Architecture, interior design and urban planning went through major changes during these two decades, fostering intense relationships with a conflict-ridden political scene, as well as with the automobile and airplane industry, where Taylorism and Fordism thrived. Both cinema and fashion revealed the aspirations of the new urban bourgeoisie, shaping the stage for modern dreams.

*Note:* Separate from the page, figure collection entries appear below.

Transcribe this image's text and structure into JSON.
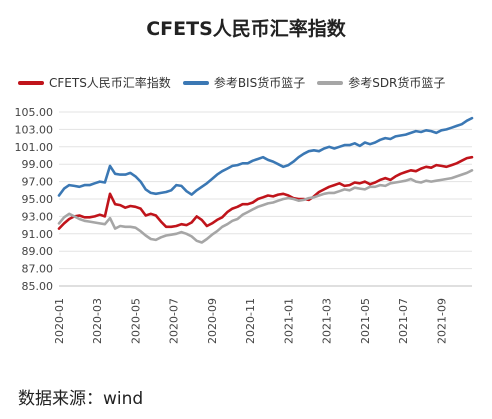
{
  "chart_data": {
    "type": "line",
    "title": "CFETS人民币汇率指数",
    "xlabel": "",
    "ylabel": "",
    "ylim": [
      85,
      105
    ],
    "yticks": [
      "85.00",
      "87.00",
      "89.00",
      "91.00",
      "93.00",
      "95.00",
      "97.00",
      "99.00",
      "101.00",
      "103.00",
      "105.00"
    ],
    "xticks": [
      "2020-01",
      "2020-03",
      "2020-05",
      "2020-07",
      "2020-09",
      "2020-11",
      "2021-01",
      "2021-03",
      "2021-05",
      "2021-07",
      "2021-09"
    ],
    "grid": "horizontal",
    "legend_position": "top",
    "colors": {
      "cfets": "#c0141b",
      "bis": "#3b78b4",
      "sdr": "#a6a6a6"
    },
    "series": [
      {
        "name": "CFETS人民币汇率指数",
        "values": [
          91.6,
          92.2,
          92.7,
          93.0,
          93.1,
          92.9,
          92.9,
          93.0,
          93.2,
          93.0,
          95.6,
          94.4,
          94.3,
          94.0,
          94.2,
          94.1,
          93.9,
          93.1,
          93.3,
          93.1,
          92.4,
          91.8,
          91.8,
          91.9,
          92.1,
          92.0,
          92.3,
          93.0,
          92.6,
          91.9,
          92.2,
          92.6,
          92.9,
          93.5,
          93.9,
          94.1,
          94.4,
          94.4,
          94.6,
          95.0,
          95.2,
          95.4,
          95.3,
          95.5,
          95.6,
          95.4,
          95.1,
          95.0,
          95.0,
          94.9,
          95.3,
          95.8,
          96.1,
          96.4,
          96.6,
          96.8,
          96.5,
          96.6,
          96.9,
          96.8,
          97.0,
          96.7,
          96.9,
          97.2,
          97.4,
          97.2,
          97.6,
          97.9,
          98.1,
          98.3,
          98.2,
          98.5,
          98.7,
          98.6,
          98.9,
          98.8,
          98.7,
          98.9,
          99.1,
          99.4,
          99.7,
          99.8
        ]
      },
      {
        "name": "参考BIS货币篮子",
        "values": [
          95.4,
          96.2,
          96.6,
          96.5,
          96.4,
          96.6,
          96.6,
          96.8,
          97.0,
          96.9,
          98.8,
          97.9,
          97.8,
          97.8,
          98.0,
          97.6,
          97.0,
          96.1,
          95.7,
          95.6,
          95.7,
          95.8,
          96.0,
          96.6,
          96.5,
          95.9,
          95.5,
          96.0,
          96.4,
          96.8,
          97.3,
          97.8,
          98.2,
          98.5,
          98.8,
          98.9,
          99.1,
          99.1,
          99.4,
          99.6,
          99.8,
          99.5,
          99.3,
          99.0,
          98.7,
          98.9,
          99.3,
          99.8,
          100.2,
          100.5,
          100.6,
          100.5,
          100.8,
          101.0,
          100.8,
          101.0,
          101.2,
          101.2,
          101.4,
          101.1,
          101.5,
          101.3,
          101.5,
          101.8,
          102.0,
          101.9,
          102.2,
          102.3,
          102.4,
          102.6,
          102.8,
          102.7,
          102.9,
          102.8,
          102.6,
          102.9,
          103.0,
          103.2,
          103.4,
          103.6,
          104.0,
          104.3
        ]
      },
      {
        "name": "参考SDR货币篮子",
        "values": [
          92.2,
          92.9,
          93.3,
          93.0,
          92.7,
          92.5,
          92.4,
          92.3,
          92.2,
          92.1,
          92.8,
          91.6,
          91.9,
          91.8,
          91.8,
          91.7,
          91.3,
          90.8,
          90.4,
          90.3,
          90.6,
          90.8,
          90.9,
          91.0,
          91.2,
          91.0,
          90.7,
          90.2,
          90.0,
          90.4,
          90.9,
          91.3,
          91.8,
          92.1,
          92.5,
          92.7,
          93.2,
          93.5,
          93.8,
          94.1,
          94.3,
          94.5,
          94.6,
          94.8,
          95.0,
          95.1,
          95.0,
          94.8,
          94.9,
          95.1,
          95.2,
          95.4,
          95.6,
          95.7,
          95.7,
          95.9,
          96.1,
          96.0,
          96.3,
          96.2,
          96.1,
          96.4,
          96.4,
          96.6,
          96.5,
          96.8,
          96.9,
          97.0,
          97.1,
          97.3,
          97.0,
          96.9,
          97.1,
          97.0,
          97.1,
          97.2,
          97.3,
          97.4,
          97.6,
          97.8,
          98.0,
          98.3
        ]
      }
    ],
    "source_note": "数据来源：wind"
  }
}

If Le Corbusier became the most provocative theorist and designer, the broader architectural scene saw major works produced by figures drawn towards the modernization of classical principles, such as Auguste Perret, or by radical functionalists, who challenged the very notion of buildings, such as Marcel Lods and Jean Prouvé, who paved the way to the next wave of industrially-driven creativity after 1945.
Lecture：Modern Architecture in Paris, 1918-1940
Trained as an architect and an historian, Jean-Louis Cohen holds since 1994 the Sheldon H. Solow Chair for the History of Architecture at New York University's Institute of Fine Arts. In 2014 he has been given the first chair for architecture at the Collège de France.His research has focused on the French, German and Soviet architectural avant-gardes, on colonial situations and on Paris planning history. He has published more than thirty books, including: France, Modern Architectures in History (2015),Le Corbusier: an Atlas of Modern Landscapes (2013), The Future of Architecture. Since 1889 (2012), Architecture in Uniform (2011), Mies van der Rohe (2007), Casablanca (2002), and Le Corbusier and the Mystique of the USSR (1992). Among the numerous exhibitions he has curated feature the centennial show “L'aventure Le Corbusier” (1987), at the Centre Georges Pompidou; “Scenes of the World to Come,” and “Architecture in Uniform at the Canadian Center for Architecture (1995 and 2011); “Interférences / Interferenzen – Architecture, Allemagne, France”, at the Musées de Strasbourg (2013); “Le Corbusier: an Atlas of Modern Landscapes,” at the Museum of Modern Art (2007). In 2018, he has curated wihPippoCiorra the exhibition Zevi’s Architects at Rome’s MAXXI. He received in 2014 the special mention of the jury for his French pavilion at the Venice Biennale.